Katherine Jackson, the late Michael Jackson’s mother, was granted guardianship over the children by the court. In a shocking turn of events, it would seem Katherine abandoned her grandchildren and skipped out to Arizona for at least 10 days. As a result, 82-year-old Katherine Jackson lost custody of the three young Jackson children.

34-year-old Tito Joe, aka TJ Jackson, son of Tito Jackson and cousin to Michael’s children is now responsible for the kids temporarily. The court deemed it necessary to hold an emergency hearing, where TJ told the court that Katherine Jackson wasn’t acting like herself.

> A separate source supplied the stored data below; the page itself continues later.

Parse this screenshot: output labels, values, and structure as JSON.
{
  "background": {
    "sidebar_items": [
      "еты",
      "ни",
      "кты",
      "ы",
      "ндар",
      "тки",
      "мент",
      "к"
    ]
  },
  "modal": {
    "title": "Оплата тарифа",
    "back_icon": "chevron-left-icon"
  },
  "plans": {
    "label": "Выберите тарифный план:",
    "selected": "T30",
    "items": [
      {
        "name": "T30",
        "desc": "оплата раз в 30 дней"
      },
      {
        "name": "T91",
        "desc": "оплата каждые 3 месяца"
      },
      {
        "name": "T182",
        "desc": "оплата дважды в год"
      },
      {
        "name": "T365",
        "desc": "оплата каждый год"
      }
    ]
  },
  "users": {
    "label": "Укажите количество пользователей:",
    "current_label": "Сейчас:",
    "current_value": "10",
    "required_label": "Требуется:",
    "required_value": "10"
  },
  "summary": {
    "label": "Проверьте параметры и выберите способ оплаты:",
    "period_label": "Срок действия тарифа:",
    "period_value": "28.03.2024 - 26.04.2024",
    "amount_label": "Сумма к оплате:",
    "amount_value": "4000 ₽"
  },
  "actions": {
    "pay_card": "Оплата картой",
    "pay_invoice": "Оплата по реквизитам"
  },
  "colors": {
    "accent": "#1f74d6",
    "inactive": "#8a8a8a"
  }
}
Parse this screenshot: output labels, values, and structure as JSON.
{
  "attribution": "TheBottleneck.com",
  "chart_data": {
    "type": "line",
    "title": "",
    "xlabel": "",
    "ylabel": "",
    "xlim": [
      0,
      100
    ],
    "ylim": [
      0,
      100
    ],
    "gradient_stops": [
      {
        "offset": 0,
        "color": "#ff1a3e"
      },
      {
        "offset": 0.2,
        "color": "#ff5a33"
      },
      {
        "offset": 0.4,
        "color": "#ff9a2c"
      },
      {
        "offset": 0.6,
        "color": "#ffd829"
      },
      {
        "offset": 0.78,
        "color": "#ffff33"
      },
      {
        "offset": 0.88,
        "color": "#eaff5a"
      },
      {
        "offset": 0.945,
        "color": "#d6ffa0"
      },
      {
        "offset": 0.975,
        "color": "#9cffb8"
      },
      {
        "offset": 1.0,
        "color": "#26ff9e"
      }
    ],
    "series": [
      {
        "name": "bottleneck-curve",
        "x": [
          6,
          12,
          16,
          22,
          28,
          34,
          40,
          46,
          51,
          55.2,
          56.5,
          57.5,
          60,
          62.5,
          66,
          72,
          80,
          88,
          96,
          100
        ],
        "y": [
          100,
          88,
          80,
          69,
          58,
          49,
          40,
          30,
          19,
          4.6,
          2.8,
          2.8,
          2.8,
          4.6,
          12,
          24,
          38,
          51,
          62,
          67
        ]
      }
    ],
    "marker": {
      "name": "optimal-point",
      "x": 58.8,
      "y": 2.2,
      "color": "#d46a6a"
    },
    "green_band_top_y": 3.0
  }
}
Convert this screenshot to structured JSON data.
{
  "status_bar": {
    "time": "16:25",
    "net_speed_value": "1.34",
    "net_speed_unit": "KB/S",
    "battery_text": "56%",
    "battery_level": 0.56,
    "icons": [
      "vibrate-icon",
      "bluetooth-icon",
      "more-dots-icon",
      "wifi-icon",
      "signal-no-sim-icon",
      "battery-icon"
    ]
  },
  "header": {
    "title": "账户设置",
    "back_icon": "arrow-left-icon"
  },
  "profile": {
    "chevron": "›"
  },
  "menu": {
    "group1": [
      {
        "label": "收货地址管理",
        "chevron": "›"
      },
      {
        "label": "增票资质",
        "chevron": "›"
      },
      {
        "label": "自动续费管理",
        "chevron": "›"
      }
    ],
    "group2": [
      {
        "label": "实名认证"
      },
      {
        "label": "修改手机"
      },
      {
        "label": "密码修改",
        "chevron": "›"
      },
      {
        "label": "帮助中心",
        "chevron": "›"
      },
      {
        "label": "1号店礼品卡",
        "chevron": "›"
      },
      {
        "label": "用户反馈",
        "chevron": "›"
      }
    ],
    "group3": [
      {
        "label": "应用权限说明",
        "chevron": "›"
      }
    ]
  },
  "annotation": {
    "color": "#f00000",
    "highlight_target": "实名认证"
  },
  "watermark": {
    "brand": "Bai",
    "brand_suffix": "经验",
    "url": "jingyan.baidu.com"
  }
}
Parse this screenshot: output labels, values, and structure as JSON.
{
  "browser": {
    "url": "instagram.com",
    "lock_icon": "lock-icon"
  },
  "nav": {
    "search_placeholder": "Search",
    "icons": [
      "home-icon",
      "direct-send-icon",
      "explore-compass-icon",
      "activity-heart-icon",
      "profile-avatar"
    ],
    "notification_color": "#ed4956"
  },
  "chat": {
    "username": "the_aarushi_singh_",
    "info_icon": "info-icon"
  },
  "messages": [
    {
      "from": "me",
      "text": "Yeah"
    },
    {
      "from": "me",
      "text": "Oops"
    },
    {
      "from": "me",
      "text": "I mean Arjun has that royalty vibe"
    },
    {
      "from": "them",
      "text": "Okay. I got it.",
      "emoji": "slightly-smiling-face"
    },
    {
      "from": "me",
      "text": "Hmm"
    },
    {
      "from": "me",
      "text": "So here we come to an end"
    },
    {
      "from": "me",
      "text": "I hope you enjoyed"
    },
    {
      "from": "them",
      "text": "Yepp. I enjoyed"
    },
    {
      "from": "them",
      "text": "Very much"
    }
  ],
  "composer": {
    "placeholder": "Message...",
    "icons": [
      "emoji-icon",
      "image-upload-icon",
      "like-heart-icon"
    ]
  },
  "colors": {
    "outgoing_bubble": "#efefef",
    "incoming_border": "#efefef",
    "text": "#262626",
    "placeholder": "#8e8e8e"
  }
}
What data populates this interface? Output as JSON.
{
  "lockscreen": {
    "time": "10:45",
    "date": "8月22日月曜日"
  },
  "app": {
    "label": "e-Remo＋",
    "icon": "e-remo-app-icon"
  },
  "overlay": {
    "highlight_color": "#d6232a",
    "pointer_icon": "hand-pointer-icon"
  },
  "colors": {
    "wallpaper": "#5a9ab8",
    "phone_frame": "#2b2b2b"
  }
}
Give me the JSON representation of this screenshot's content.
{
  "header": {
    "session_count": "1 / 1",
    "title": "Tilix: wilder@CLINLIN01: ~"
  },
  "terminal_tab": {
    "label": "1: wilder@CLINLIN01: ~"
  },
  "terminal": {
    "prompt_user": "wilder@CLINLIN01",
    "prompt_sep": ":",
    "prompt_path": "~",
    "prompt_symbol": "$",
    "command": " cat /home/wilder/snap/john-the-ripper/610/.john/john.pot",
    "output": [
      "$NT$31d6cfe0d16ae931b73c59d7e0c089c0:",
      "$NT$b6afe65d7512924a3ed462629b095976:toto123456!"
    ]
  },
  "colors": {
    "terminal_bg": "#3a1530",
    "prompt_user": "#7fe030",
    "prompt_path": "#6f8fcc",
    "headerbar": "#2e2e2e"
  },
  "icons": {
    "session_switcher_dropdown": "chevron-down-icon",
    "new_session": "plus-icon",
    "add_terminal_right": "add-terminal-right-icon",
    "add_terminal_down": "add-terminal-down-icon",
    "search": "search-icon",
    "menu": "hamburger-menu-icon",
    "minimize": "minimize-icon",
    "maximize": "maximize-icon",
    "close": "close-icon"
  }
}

He got the impression that she was trying to speak to him in code and that she was being held against her will in Arizona.

Rebbie, Jermaine, Randy, and Janet are said to be attempting to coerce their mother into contesting Michael’s will, which left them inheriting nothing of their brother’s estimated billion dollar estate. The judge let it be known that the late pop star’s mother had done nothing wrong, but he does give credence to Katherine Jackson’s lawyer Sandra Ribera’s statement that she believes Katherine is being held against her will in Arizona by her own children.

TJ is not to allow the children out of the state of California without a court order and permission from the kid’s biological mother Debbie Rowe and Katherine’s successor in the event of her death – Diana Ross.

Videos shown on Good Morning America and TMZ prove Janet and Randy Jackson attempted to ambush the Jackson children’s car in an attempt to take them to Arizona. Janet was taped trying to take Paris Jackson’s cell phone from her twice and then attempting to chase her. Janet’s brother Randy restrained her. Reports also state that Janet was caught searching the Calabasas estate for the children’s passports before Paris kicked her out.

TJ reportedly will file an injunction to become the kid’s permanent legal guardian. Perry Sanders, another member of Katherine’s legal team, will fight the injunction and says this is all a big misunderstanding.

According to Manhattan defense lawyer Bukh, it would seem obvious that the Jackson clan could all end up in hot water. Attempted kidnapping, breaking and entering, kidnapping, false imprisonment, harassment, endangerment of a child and many more charges could, and perhaps should, be filed. It also seems clear that a general lack of love, regard for life and respect for Michael and his children is being displayed my far too many family members. The children are the victims of their father’s fortune.